Subtype-selective Fluorescent Ligands as Pharmacological Research Tools for the Human Adenosine A2A Receptor.

Among the class A G protein-coupled receptors (GPCR), the human adenosine A2A receptor (hA2AAR) represents an attractive drug target and has been the subject of intensive medicinal chemistry research during the last forty years. However, translation of A2AAR ligands into the clinic has proved challenging. A better understanding of the molecular mechanisms underlying the A2AAR-specific pharmacology, under either physiological or pathological conditions, could promote the development of more efficacious therapies. This can be facilitated by exploiting subtype-selective fluorescent probes which allow detailed real-time pharmacological investigations in both in vitro and in vivo environments. In the present study, two families of fluorescent probes containing BODIPY-, Cy5- and AF647-based dyes were prepared, the design of which was based upon the known hA2AAR selective antagonist preladenant (SCH 420814). Structural modification of preladenant with an amino alkyl spacer yielded the corresponding amino functionalized congener amenable for conjugation with six commercially available fluorophores. Both families of fluorescent antagonists retained affinity at the hA2AAR and, most importantly, selectivity over all of the other adenosine receptor subtypes.
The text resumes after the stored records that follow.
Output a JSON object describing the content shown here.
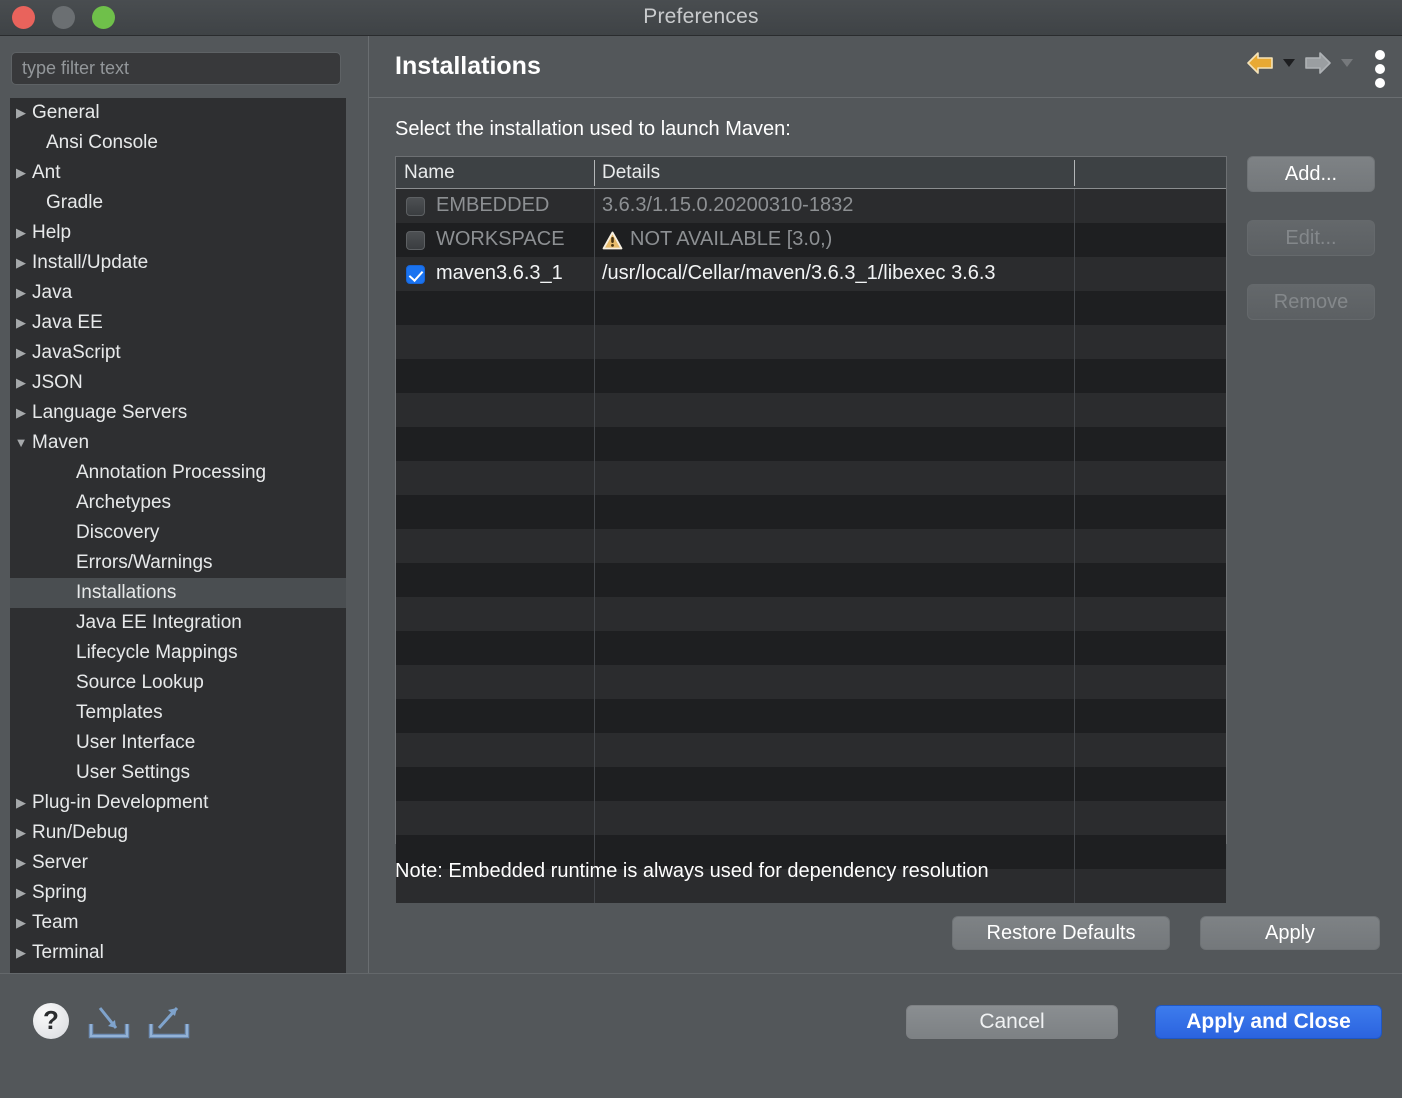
{
  "window": {
    "title": "Preferences",
    "controls": {
      "close": "close-button",
      "minimize": "minimize-button",
      "zoom": "zoom-button"
    }
  },
  "sidebar": {
    "filter_placeholder": "type filter text",
    "filter_value": "",
    "items": [
      {
        "label": "General",
        "level": 0,
        "arrow": "collapsed",
        "selected": false
      },
      {
        "label": "Ansi Console",
        "level": 0,
        "arrow": "none",
        "selected": false
      },
      {
        "label": "Ant",
        "level": 0,
        "arrow": "collapsed",
        "selected": false
      },
      {
        "label": "Gradle",
        "level": 0,
        "arrow": "none",
        "selected": false
      },
      {
        "label": "Help",
        "level": 0,
        "arrow": "collapsed",
        "selected": false
      },
      {
        "label": "Install/Update",
        "level": 0,
        "arrow": "collapsed",
        "selected": false
      },
      {
        "label": "Java",
        "level": 0,
        "arrow": "collapsed",
        "selected": false
      },
      {
        "label": "Java EE",
        "level": 0,
        "arrow": "collapsed",
        "selected": false
      },
      {
        "label": "JavaScript",
        "level": 0,
        "arrow": "collapsed",
        "selected": false
      },
      {
        "label": "JSON",
        "level": 0,
        "arrow": "collapsed",
        "selected": false
      },
      {
        "label": "Language Servers",
        "level": 0,
        "arrow": "collapsed",
        "selected": false
      },
      {
        "label": "Maven",
        "level": 0,
        "arrow": "expanded",
        "selected": false
      },
      {
        "label": "Annotation Processing",
        "level": 1,
        "arrow": "none",
        "selected": false
      },
      {
        "label": "Archetypes",
        "level": 1,
        "arrow": "none",
        "selected": false
      },
      {
        "label": "Discovery",
        "level": 1,
        "arrow": "none",
        "selected": false
      },
      {
        "label": "Errors/Warnings",
        "level": 1,
        "arrow": "none",
        "selected": false
      },
      {
        "label": "Installations",
        "level": 1,
        "arrow": "none",
        "selected": true
      },
      {
        "label": "Java EE Integration",
        "level": 1,
        "arrow": "none",
        "selected": false
      },
      {
        "label": "Lifecycle Mappings",
        "level": 1,
        "arrow": "none",
        "selected": false
      },
      {
        "label": "Source Lookup",
        "level": 1,
        "arrow": "none",
        "selected": false
      },
      {
        "label": "Templates",
        "level": 1,
        "arrow": "none",
        "selected": false
      },
      {
        "label": "User Interface",
        "level": 1,
        "arrow": "none",
        "selected": false
      },
      {
        "label": "User Settings",
        "level": 1,
        "arrow": "none",
        "selected": false
      },
      {
        "label": "Plug-in Development",
        "level": 0,
        "arrow": "collapsed",
        "selected": false
      },
      {
        "label": "Run/Debug",
        "level": 0,
        "arrow": "collapsed",
        "selected": false
      },
      {
        "label": "Server",
        "level": 0,
        "arrow": "collapsed",
        "selected": false
      },
      {
        "label": "Spring",
        "level": 0,
        "arrow": "collapsed",
        "selected": false
      },
      {
        "label": "Team",
        "level": 0,
        "arrow": "collapsed",
        "selected": false
      },
      {
        "label": "Terminal",
        "level": 0,
        "arrow": "collapsed",
        "selected": false
      }
    ]
  },
  "panel": {
    "title": "Installations",
    "nav": {
      "back_icon": "back-arrow-icon",
      "back_caret": "chevron-down-icon",
      "forward_icon": "forward-arrow-icon",
      "forward_caret": "chevron-down-icon",
      "menu_icon": "kebab-menu-icon",
      "back_color": "#e8a933",
      "forward_color": "#9a9ea1"
    },
    "select_label": "Select the installation used to launch Maven:",
    "table": {
      "columns": [
        "Name",
        "Details",
        ""
      ],
      "rows": [
        {
          "checked": false,
          "name": "EMBEDDED",
          "details": "3.6.3/1.15.0.20200310-1832",
          "warning": false,
          "dim": true
        },
        {
          "checked": false,
          "name": "WORKSPACE",
          "details": "NOT AVAILABLE [3.0,)",
          "warning": true,
          "dim": true
        },
        {
          "checked": true,
          "name": "maven3.6.3_1",
          "details": "/usr/local/Cellar/maven/3.6.3_1/libexec 3.6.3",
          "warning": false,
          "dim": false
        }
      ],
      "empty_row_count": 18
    },
    "buttons": {
      "add": "Add...",
      "edit": "Edit...",
      "remove": "Remove",
      "add_enabled": true,
      "edit_enabled": false,
      "remove_enabled": false
    },
    "note": "Note: Embedded runtime is always used for dependency resolution",
    "restore_defaults": "Restore Defaults",
    "apply": "Apply"
  },
  "footer": {
    "help_icon": "help-icon",
    "help_glyph": "?",
    "import_icon": "import-icon",
    "export_icon": "export-icon",
    "cancel": "Cancel",
    "apply_and_close": "Apply and Close",
    "primary_color": "#2b63df"
  }
}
The novel hA2AAR fluorescent conjugates allowed clear visualization of specific receptor localization through confocal imaging. Within the second family of hA2AAR fluorescent ligands, the AlexaFluor647-labelled conjugate allowed measurement of ligand binding affinities of unlabeled hA2AAR antagonists through the recently described bioluminescence resonance energy transfer (NanoBRET) approach. The novel hA2AAR fluorescent ligands developed here can be broadly applied to a range of fluorescence-based techniques to study the signaling and dynamics of A2AAR receptors in their native cellular environment providing a robust and specific platform for further pharmacological investigations.